Farmers also eat a relatively large amount of fruits and vegetables, and relatively small amounts of processed foods. As a consequence, farmers' diets are most likely higher in fibre than the average diet. Furthermore, in general, farmers reside in areas with little air pollution.
However, despite their generally good health, farmers have higher than general population risks for certain cancers: non-Hodgkin's lymphoma, skin melanomas, multiple myeloma, leukaemia and cancers of the lip, stomach, prostate and brain.
These high rates of a few select cancers, against a background of low risks for most cancers and for non-cancer diseases, suggest that work-related exposures may be causing specific cancers among farmers.
These patterns may have broad public health implications since several of the high-rate tumours among farmers are the same cancers that appear to be increasing in the general population of many developed countries: multiple myeloma, non-Hodgkin's lymphoma, melanoma of the skin and cancers of the prostate and brain.
There are several factors that could be causing these cancers among farmers: farmers are out in the sun a lot, and ultraviolet sunlight is associated with melanoma and cancer of the lip. Exposure to phenoxy herbicides (2,4-D, 2,4,5-T, acilfluorfen, CNP, erbon, mecoprop, and others) has been linked to non-Hodgkin's lymphoma, and to soft tissue sarcoma. Exposure to insecticides has been associated with leukaemia, multiple myeloma and brain cancer.
It is possible that animal viruses may play a role in some farmers' cancers because elevated risks of leukemia, soft tissue sarcoma and non-Hodgkin's lymphoma have been seen in slaughterhouse workers and veterinarians.

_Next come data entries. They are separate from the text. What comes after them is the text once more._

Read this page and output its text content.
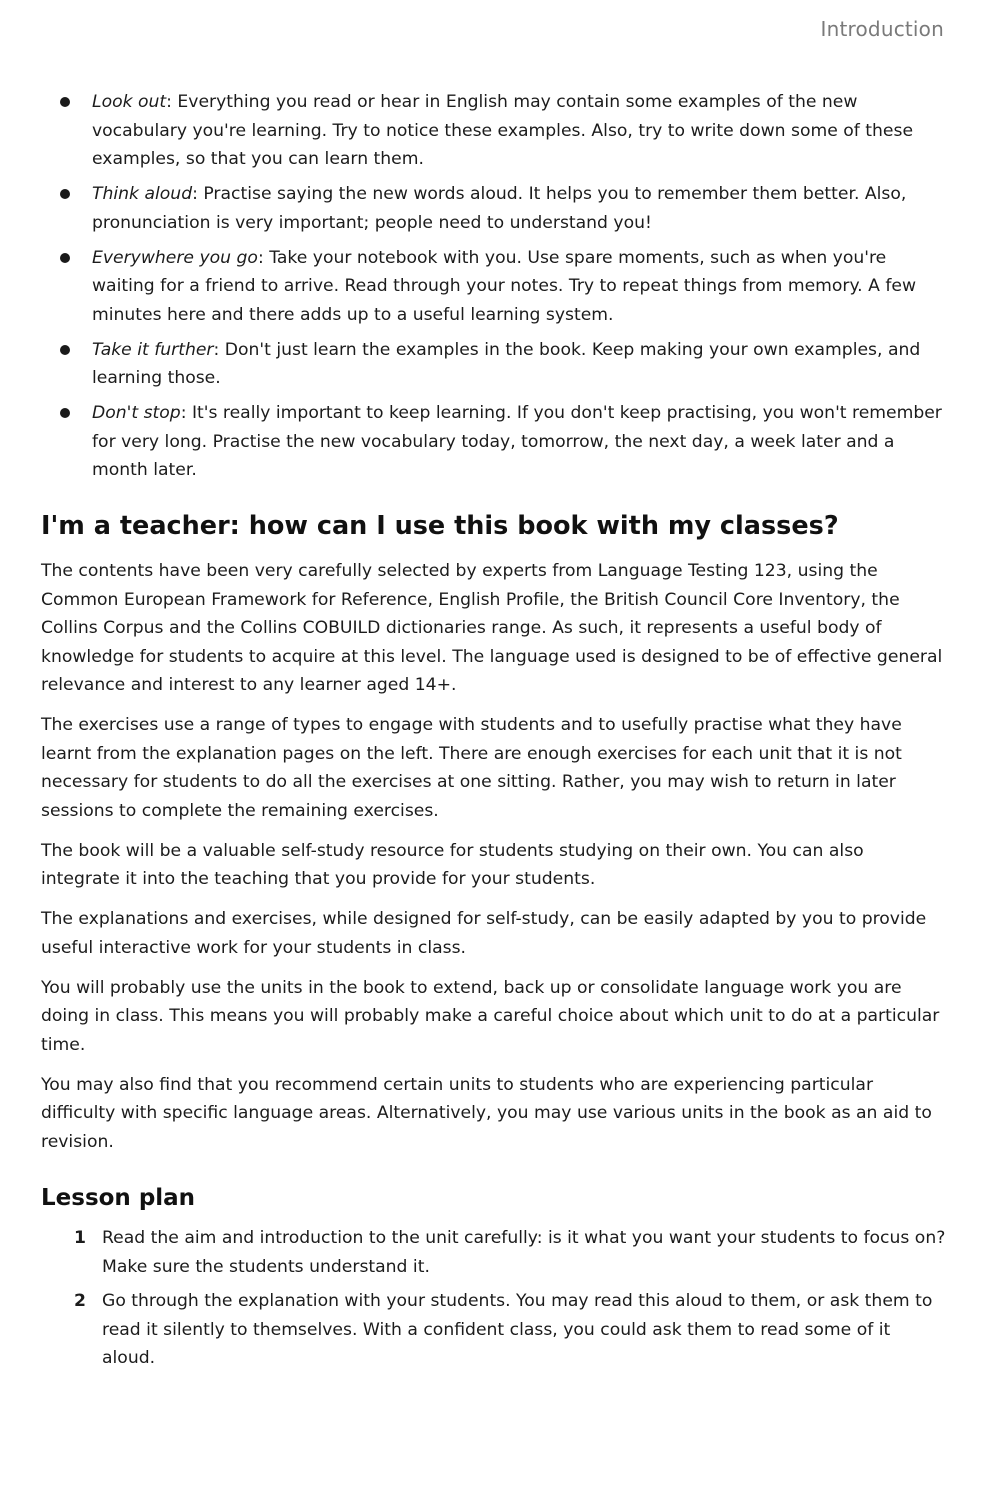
Introduction
Look out: Everything you read or hear in English may contain some examples of the new vocabulary you're learning. Try to notice these examples. Also, try to write down some of these examples, so that you can learn them.
Think aloud: Practise saying the new words aloud. It helps you to remember them better. Also, pronunciation is very important; people need to understand you!
Everywhere you go: Take your notebook with you. Use spare moments, such as when you're waiting for a friend to arrive. Read through your notes. Try to repeat things from memory. A few minutes here and there adds up to a useful learning system.
Take it further: Don't just learn the examples in the book. Keep making your own examples, and learning those.
Don't stop: It's really important to keep learning. If you don't keep practising, you won't remember for very long. Practise the new vocabulary today, tomorrow, the next day, a week later and a month later.
I'm a teacher: how can I use this book with my classes?

The contents have been very carefully selected by experts from Language Testing 123, using the Common European Framework for Reference, English Profile, the British Council Core Inventory, the Collins Corpus and the Collins COBUILD dictionaries range. As such, it represents a useful body of knowledge for students to acquire at this level. The language used is designed to be of effective general relevance and interest to any learner aged 14+.

The exercises use a range of types to engage with students and to usefully practise what they have learnt from the explanation pages on the left. There are enough exercises for each unit that it is not necessary for students to do all the exercises at one sitting. Rather, you may wish to return in later sessions to complete the remaining exercises.

The book will be a valuable self-study resource for students studying on their own. You can also integrate it into the teaching that you provide for your students.

The explanations and exercises, while designed for self-study, can be easily adapted by you to provide useful interactive work for your students in class.

You will probably use the units in the book to extend, back up or consolidate language work you are doing in class. This means you will probably make a careful choice about which unit to do at a particular time.

You may also find that you recommend certain units to students who are experiencing particular difficulty with specific language areas. Alternatively, you may use various units in the book as an aid to revision.

Lesson plan
1 Read the aim and introduction to the unit carefully: is it what you want your students to focus on? Make sure the students understand it.
2 Go through the explanation with your students. You may read this aloud to them, or ask them to read it silently to themselves. With a confident class, you could ask them to read some of it aloud.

But there is also another possibility. Perhaps something in the environment damages the immune systems of farmers, who then fall prey to cancers that healthy immune systems would have been able to ward off.
It is noteworthy that the same cancers that affect farmers also affect people whose immune systems have been damaged by disease or by medical intervention. Patients with AIDS experience striking excesses in non-Hodgkin's lymphoma.
People who have organ transplants are given drugs to suppress their immune systems; these people, too, have high rates of non-Hodgkin's lymphoma. Brain and skin cancers occur among bone marrow transplant recipients; soft-tissue sarcomas, skin melanomas and squamous cell carcinomas of the skin and lip occur in kidney transplant patients; leukaemia and stomach cancers occur in people with immunodeficiency diseases.
This similarity between cancers associated with immunosuppression and cancers among farmers suggests that farmers' cancers may be caused by environmental factors that damage the immune system.
There is a large and convincing body of evidence showing that pesticides harm the immune systems of laboratory animals. (P.T. Thomas and others, "Immunologic Effects of Pesticides", in Scott R. Baker and Chris F. Wilkinson, editors, The effects of pesticides on human health, Princeton Scientific Publishing, 1990).
However, the number of human studies is very small. In humans, pesticide exposures have been linked to a variety of immune system effects including decreased resistance to disease; suppressed T-cell activity; enhanced B-and T-cell immune response; and contact hypersensitivity. T-and B-cells are particular kinds of cells that protect the body by fighting off bacteria, viruses and cancer cells.
Increasingly, the general public is exposed to the same chemicals that farmers are exposed to. And there is evidence that immune disorders are increasing in the general population. The hypothesis of Davis and her colleagues, that chemicals (or other factors) on farms are increasing the cancer rates among farmers, could have important consequences for us all.